Inquiry kits are virtual resources for the classroom that can also serve as a springboard for Maryland History Day projects. The kits allow students to select a research topic, evaluate primary sources and analyze themes in history. Maryland Humanities, in partnership with the Library of Congress’ Teaching with Primary Sources program, has created more than 200 inquiry kits on a variety of topics.
Each of the new Indigenous Maryland Inquiry Kits offers six sources — drawn from the Maryland State Archives, the Enoch Pratt Free Library, the Library of Congress, universities and other institutions — to explore a theme. Elementary school inquiry kit topics include craftwork, the fur trade, and living off of nature. For older students, topics range from language to interactions with settlers and enslaved people to tribal recognition.
The Maryland Humanities team worked directly with tribal consultants from the Pocomoke Indian Nation and Nause-Waiwash Band of Indians on the Indigenous Maryland Inquiry Kits.

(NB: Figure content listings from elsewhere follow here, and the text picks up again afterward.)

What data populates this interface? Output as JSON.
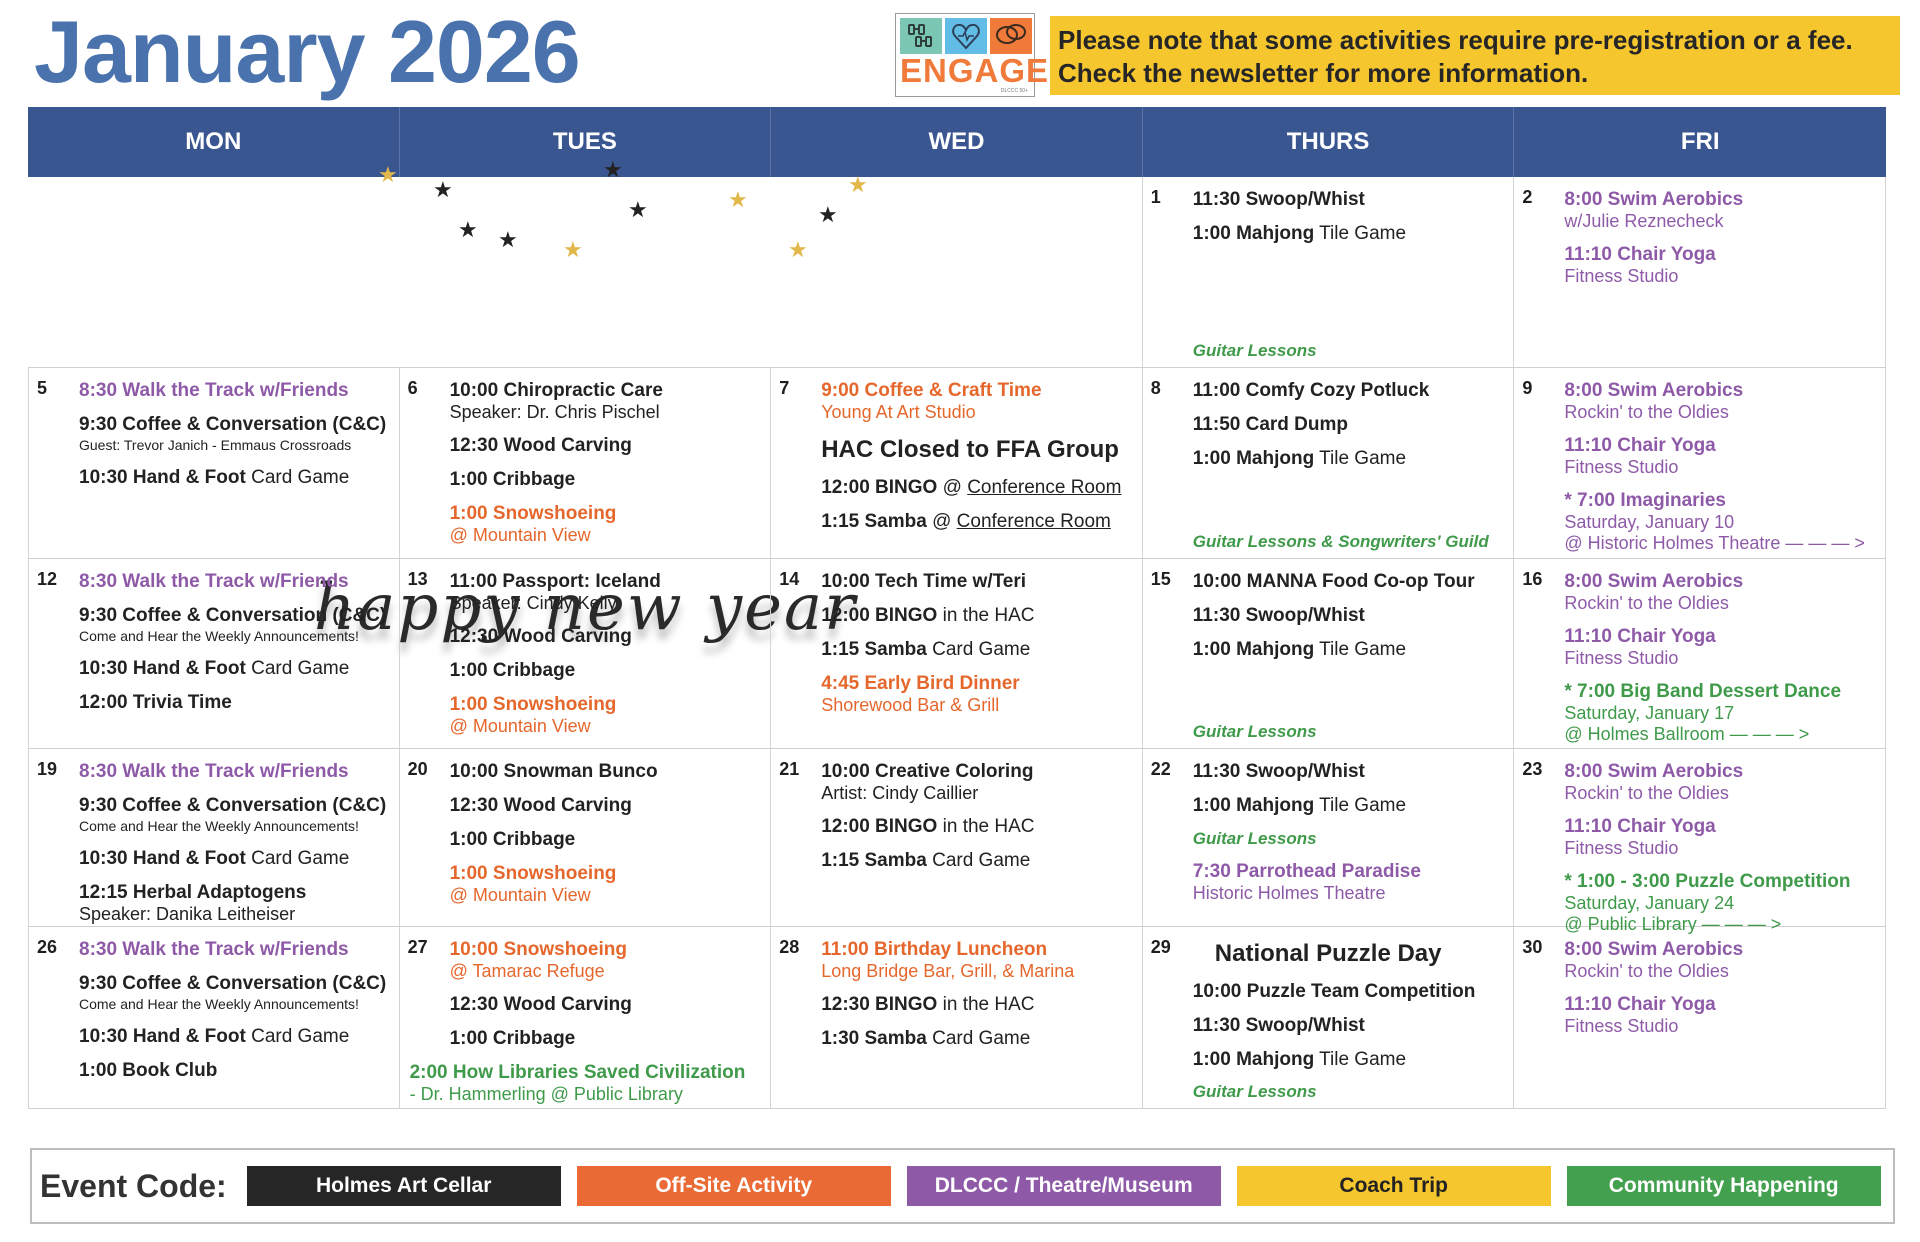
{
  "header": {
    "title": "January 2026",
    "logo": {
      "word": "ENGAGE",
      "sub": "DLCCC 50+",
      "icons": [
        "dumbbell-icon",
        "heart-pulse-icon",
        "speech-bubbles-icon"
      ]
    },
    "notice": [
      "Please note that some activities require pre-registration or a fee.",
      "Check the newsletter for more information."
    ]
  },
  "colors": {
    "title": "#4a73ad",
    "header_band": "#3a5690",
    "notice_bg": "#f6c62f",
    "black": "#222222",
    "orange": "#e5672c",
    "purple": "#8e5aa8",
    "green": "#3f9a4a"
  },
  "days": [
    "MON",
    "TUES",
    "WED",
    "THURS",
    "FRI"
  ],
  "banner": {
    "text": "happy new year"
  },
  "weeks": [
    {
      "cells": [
        null,
        null,
        null,
        {
          "date": "1",
          "events": [
            {
              "main": "11:30 Swoop/Whist",
              "color": "black"
            },
            {
              "main": "1:00 Mahjong",
              "rest": " Tile Game",
              "color": "black"
            }
          ],
          "bottom": "Guitar Lessons"
        },
        {
          "date": "2",
          "events": [
            {
              "main": "8:00 Swim Aerobics",
              "sub": "w/Julie Reznecheck",
              "color": "purple"
            },
            {
              "main": "11:10 Chair Yoga",
              "sub": "Fitness Studio",
              "color": "purple"
            }
          ]
        }
      ]
    },
    {
      "cells": [
        {
          "date": "5",
          "events": [
            {
              "main": "8:30 Walk the Track w/Friends",
              "color": "purple",
              "light": true
            },
            {
              "main": "9:30 Coffee & Conversation (C&C)",
              "sub": "Guest: Trevor Janich - Emmaus Crossroads",
              "small": true,
              "color": "black"
            },
            {
              "main": "10:30 Hand & Foot",
              "rest": " Card Game",
              "color": "black"
            }
          ]
        },
        {
          "date": "6",
          "events": [
            {
              "main": "10:00 Chiropractic Care",
              "sub": "Speaker: Dr. Chris Pischel",
              "color": "black"
            },
            {
              "main": "12:30 Wood Carving",
              "color": "black"
            },
            {
              "main": "1:00 Cribbage",
              "color": "black"
            },
            {
              "main": "1:00 Snowshoeing",
              "sub": "@ Mountain View",
              "color": "orange"
            }
          ]
        },
        {
          "date": "7",
          "events": [
            {
              "main": "9:00 Coffee & Craft Time",
              "sub": "Young At Art Studio",
              "color": "orange"
            },
            {
              "big": "HAC Closed to FFA Group"
            },
            {
              "main": "12:00 BINGO",
              "at": " @ ",
              "link": "Conference Room",
              "color": "black"
            },
            {
              "main": "1:15 Samba",
              "at": " @ ",
              "link": "Conference Room",
              "color": "black"
            }
          ]
        },
        {
          "date": "8",
          "events": [
            {
              "main": "11:00 Comfy Cozy Potluck",
              "color": "black"
            },
            {
              "main": "11:50 Card Dump",
              "color": "black"
            },
            {
              "main": "1:00 Mahjong",
              "rest": " Tile Game",
              "color": "black"
            }
          ],
          "bottom": "Guitar Lessons & Songwriters' Guild"
        },
        {
          "date": "9",
          "events": [
            {
              "main": "8:00 Swim Aerobics",
              "sub": "Rockin' to the Oldies",
              "color": "purple"
            },
            {
              "main": "11:10 Chair Yoga",
              "sub": "Fitness Studio",
              "color": "purple"
            },
            {
              "main": "* 7:00 Imaginaries",
              "sub": "Saturday, January 10",
              "sub2": "@ Historic Holmes Theatre — — — >",
              "color": "purple"
            }
          ]
        }
      ]
    },
    {
      "cells": [
        {
          "date": "12",
          "events": [
            {
              "main": "8:30 Walk the Track w/Friends",
              "color": "purple",
              "light": true
            },
            {
              "main": "9:30 Coffee & Conversation (C&C)",
              "sub": "Come and Hear the Weekly Announcements!",
              "small": true,
              "color": "black"
            },
            {
              "main": "10:30 Hand & Foot",
              "rest": " Card Game",
              "color": "black"
            },
            {
              "main": "12:00 Trivia Time",
              "color": "black"
            }
          ]
        },
        {
          "date": "13",
          "events": [
            {
              "main": "11:00 Passport: Iceland",
              "sub": "Speaker: Cindy Kelly",
              "color": "black"
            },
            {
              "main": "12:30 Wood Carving",
              "color": "black"
            },
            {
              "main": "1:00 Cribbage",
              "color": "black"
            },
            {
              "main": "1:00 Snowshoeing",
              "sub": "@ Mountain View",
              "color": "orange"
            }
          ]
        },
        {
          "date": "14",
          "events": [
            {
              "main": "10:00 Tech Time w/Teri",
              "color": "black"
            },
            {
              "main": "12:00 BINGO",
              "rest": " in the HAC",
              "color": "black"
            },
            {
              "main": "1:15 Samba",
              "rest": " Card Game",
              "color": "black"
            },
            {
              "main": "4:45 Early Bird Dinner",
              "sub": "Shorewood Bar & Grill",
              "color": "orange"
            }
          ]
        },
        {
          "date": "15",
          "events": [
            {
              "main": "10:00 MANNA Food Co-op Tour",
              "color": "black"
            },
            {
              "main": "11:30 Swoop/Whist",
              "color": "black"
            },
            {
              "main": "1:00 Mahjong",
              "rest": " Tile Game",
              "color": "black"
            }
          ],
          "bottom": "Guitar Lessons"
        },
        {
          "date": "16",
          "events": [
            {
              "main": "8:00 Swim Aerobics",
              "sub": "Rockin' to the Oldies",
              "color": "purple"
            },
            {
              "main": "11:10 Chair Yoga",
              "sub": "Fitness Studio",
              "color": "purple"
            },
            {
              "main": "* 7:00 Big Band Dessert Dance",
              "sub": "Saturday, January 17",
              "sub2": "@ Holmes Ballroom — — — >",
              "color": "green"
            }
          ]
        }
      ]
    },
    {
      "cells": [
        {
          "date": "19",
          "events": [
            {
              "main": "8:30 Walk the Track w/Friends",
              "color": "purple",
              "light": true
            },
            {
              "main": "9:30 Coffee & Conversation (C&C)",
              "sub": "Come and Hear the Weekly Announcements!",
              "small": true,
              "color": "black"
            },
            {
              "main": "10:30 Hand & Foot",
              "rest": " Card Game",
              "color": "black"
            },
            {
              "main": "12:15 Herbal Adaptogens",
              "sub": "Speaker: Danika Leitheiser",
              "color": "black"
            }
          ]
        },
        {
          "date": "20",
          "events": [
            {
              "main": "10:00 Snowman Bunco",
              "color": "black"
            },
            {
              "main": "12:30 Wood Carving",
              "color": "black"
            },
            {
              "main": "1:00 Cribbage",
              "color": "black"
            },
            {
              "main": "1:00 Snowshoeing",
              "sub": "@ Mountain View",
              "color": "orange"
            }
          ]
        },
        {
          "date": "21",
          "events": [
            {
              "main": "10:00 Creative Coloring",
              "sub": "Artist: Cindy Caillier",
              "color": "black"
            },
            {
              "main": "12:00 BINGO",
              "rest": " in the HAC",
              "color": "black"
            },
            {
              "main": "1:15 Samba",
              "rest": " Card Game",
              "color": "black"
            }
          ]
        },
        {
          "date": "22",
          "events": [
            {
              "main": "11:30 Swoop/Whist",
              "color": "black"
            },
            {
              "main": "1:00 Mahjong",
              "rest": " Tile Game",
              "color": "black"
            },
            {
              "italic": "Guitar Lessons"
            },
            {
              "main": "7:30 Parrothead Paradise",
              "sub": "Historic Holmes Theatre",
              "color": "purple"
            }
          ]
        },
        {
          "date": "23",
          "events": [
            {
              "main": "8:00 Swim Aerobics",
              "sub": "Rockin' to the Oldies",
              "color": "purple"
            },
            {
              "main": "11:10 Chair Yoga",
              "sub": "Fitness Studio",
              "color": "purple"
            },
            {
              "main": "* 1:00 - 3:00 Puzzle Competition",
              "sub": "Saturday, January 24",
              "sub2": "@ Public Library — — — >",
              "color": "green"
            }
          ]
        }
      ]
    },
    {
      "cells": [
        {
          "date": "26",
          "events": [
            {
              "main": "8:30 Walk the Track w/Friends",
              "color": "purple",
              "light": true
            },
            {
              "main": "9:30 Coffee & Conversation (C&C)",
              "sub": "Come and Hear the Weekly Announcements!",
              "small": true,
              "color": "black"
            },
            {
              "main": "10:30 Hand & Foot",
              "rest": " Card Game",
              "color": "black"
            },
            {
              "main": "1:00 Book Club",
              "color": "black"
            }
          ]
        },
        {
          "date": "27",
          "events": [
            {
              "main": "10:00 Snowshoeing",
              "sub": "@ Tamarac Refuge",
              "color": "orange"
            },
            {
              "main": "12:30 Wood Carving",
              "color": "black"
            },
            {
              "main": "1:00 Cribbage",
              "color": "black"
            },
            {
              "main": "2:00 How Libraries Saved Civilization",
              "sub": "- Dr. Hammerling @  Public Library",
              "color": "green",
              "outdent": true
            }
          ]
        },
        {
          "date": "28",
          "events": [
            {
              "main": "11:00 Birthday Luncheon",
              "sub": "Long Bridge Bar, Grill, & Marina",
              "color": "orange"
            },
            {
              "main": "12:30 BINGO",
              "rest": " in the HAC",
              "color": "black"
            },
            {
              "main": "1:30 Samba",
              "rest": " Card Game",
              "color": "black"
            }
          ]
        },
        {
          "date": "29",
          "events": [
            {
              "big": "National Puzzle Day"
            },
            {
              "main": "10:00 Puzzle Team Competition",
              "color": "black"
            },
            {
              "main": "11:30 Swoop/Whist",
              "color": "black"
            },
            {
              "main": "1:00 Mahjong",
              "rest": " Tile Game",
              "color": "black"
            }
          ],
          "bottom": "Guitar Lessons"
        },
        {
          "date": "30",
          "events": [
            {
              "main": "8:00 Swim Aerobics",
              "sub": "Rockin' to the Oldies",
              "color": "purple"
            },
            {
              "main": "11:10 Chair Yoga",
              "sub": "Fitness Studio",
              "color": "purple"
            }
          ]
        }
      ]
    }
  ],
  "legend": {
    "label": "Event Code:",
    "items": [
      {
        "label": "Holmes Art Cellar",
        "bg": "#262626",
        "fg": "#ffffff"
      },
      {
        "label": "Off-Site Activity",
        "bg": "#e96a35",
        "fg": "#ffffff"
      },
      {
        "label": "DLCCC / Theatre/Museum",
        "bg": "#8e5aa8",
        "fg": "#ffffff"
      },
      {
        "label": "Coach Trip",
        "bg": "#f6c62f",
        "fg": "#222222"
      },
      {
        "label": "Community Happening",
        "bg": "#43a04e",
        "fg": "#ffffff"
      }
    ]
  }
}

“We don't know a lot of things about what happened because what we know is from the eyes and the pen of the people conquering,” said consultant Cheryl Doughty of Pocomoke Indian Nation. “We have to be careful how we interpret those sketches, paintings, maps, treaties even. We have to be careful that we look at those pieces of information from a critical point of view.”

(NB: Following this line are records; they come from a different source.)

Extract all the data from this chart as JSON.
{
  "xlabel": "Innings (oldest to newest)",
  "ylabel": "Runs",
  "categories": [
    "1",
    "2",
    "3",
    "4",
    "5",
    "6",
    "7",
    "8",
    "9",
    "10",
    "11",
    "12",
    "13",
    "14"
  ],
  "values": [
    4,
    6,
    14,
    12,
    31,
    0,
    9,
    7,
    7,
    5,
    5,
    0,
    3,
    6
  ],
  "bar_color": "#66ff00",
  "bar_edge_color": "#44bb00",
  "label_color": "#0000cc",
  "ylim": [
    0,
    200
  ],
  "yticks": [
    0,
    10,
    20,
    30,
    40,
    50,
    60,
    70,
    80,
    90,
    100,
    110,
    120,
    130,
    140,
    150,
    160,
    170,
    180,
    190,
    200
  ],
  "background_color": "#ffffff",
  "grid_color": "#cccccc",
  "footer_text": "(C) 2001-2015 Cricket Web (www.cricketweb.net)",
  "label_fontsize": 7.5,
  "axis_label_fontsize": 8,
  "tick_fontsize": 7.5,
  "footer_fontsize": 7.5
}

Chief Donna Abbott — project consultant and the first female chief of the Nause-Waiwash Band of Indians — talked about her hope for the new inquiry kits. “I would like for the students to take away from this project not only learning the past, but learning the present,” she said.
“There are so many people that still associate Native American tribes and indigenous people in a historic way, in a historic view,” Abbott added. “We don't live in longhouses. We have indoor plumbing. We have all those things. We've been to school. So, learn both parts of it, the past, present and what's going to happen in the future.”